Here's a counter example: Quake's collision code makes extensive use of `if(trace.fraction == 1.0f)`, which basically means "could the whole move be done without colliding?". This makes sense, because `fraction` is explicitly initialized to `1.0f`, and gets potentially overwritten with lower values in case the ray intersects colliders.

This could also make sense when dealing with clamped values, e.g:

``` const float ratio = clamp(some_computation, 0.0f, 1.0f); if (ratio == 0.0) { // ... } ```

In both cases, the zero or one being compared to isn't a result of an arithmetic computation ; it comes from an assignment with a known constant (e.g inside `clamp`).
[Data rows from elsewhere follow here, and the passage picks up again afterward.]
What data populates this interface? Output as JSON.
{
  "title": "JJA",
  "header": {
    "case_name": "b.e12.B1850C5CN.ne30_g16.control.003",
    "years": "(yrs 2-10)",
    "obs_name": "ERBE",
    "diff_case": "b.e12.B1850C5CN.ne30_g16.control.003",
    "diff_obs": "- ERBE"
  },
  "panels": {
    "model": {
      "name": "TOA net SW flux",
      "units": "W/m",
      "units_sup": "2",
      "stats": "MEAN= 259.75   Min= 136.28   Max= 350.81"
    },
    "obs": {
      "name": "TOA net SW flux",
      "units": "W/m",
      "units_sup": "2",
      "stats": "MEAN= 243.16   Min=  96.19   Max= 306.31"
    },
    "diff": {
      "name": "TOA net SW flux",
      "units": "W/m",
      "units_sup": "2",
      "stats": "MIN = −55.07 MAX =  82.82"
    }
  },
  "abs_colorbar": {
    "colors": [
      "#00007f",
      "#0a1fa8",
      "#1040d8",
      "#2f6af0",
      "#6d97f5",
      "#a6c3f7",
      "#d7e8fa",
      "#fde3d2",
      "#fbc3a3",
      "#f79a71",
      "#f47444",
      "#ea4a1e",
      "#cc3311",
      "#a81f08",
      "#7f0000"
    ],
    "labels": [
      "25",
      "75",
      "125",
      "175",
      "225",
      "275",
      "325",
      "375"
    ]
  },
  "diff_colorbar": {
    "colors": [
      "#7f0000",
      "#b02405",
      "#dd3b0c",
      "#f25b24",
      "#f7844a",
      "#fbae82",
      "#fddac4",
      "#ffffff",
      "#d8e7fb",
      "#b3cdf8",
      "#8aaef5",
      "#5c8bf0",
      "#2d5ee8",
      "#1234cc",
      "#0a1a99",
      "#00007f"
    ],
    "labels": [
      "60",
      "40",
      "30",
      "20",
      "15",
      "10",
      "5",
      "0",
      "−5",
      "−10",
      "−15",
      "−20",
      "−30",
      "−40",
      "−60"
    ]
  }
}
Like a lot of things, the “don’t compare floats for equality” is a rule you should follow unless you understand it well enough to know when you can break it.


Floating point comparison is a bottomless pit. This article goes into details:

https://randomascii.wordpress.com/2012/02/25/comparing-float...

In particular, in many cases, you want to consider alternatives to comparing against a fixed epsilon: the relative epsilon approach, and the ULP (Units in the Last Place) method, which tests for how many other floats/doubles are representable between two values you're comparing. The benefit of these two methods is that they scale with the compared numbers.


You should keep reading because he covers exactly that point soon after.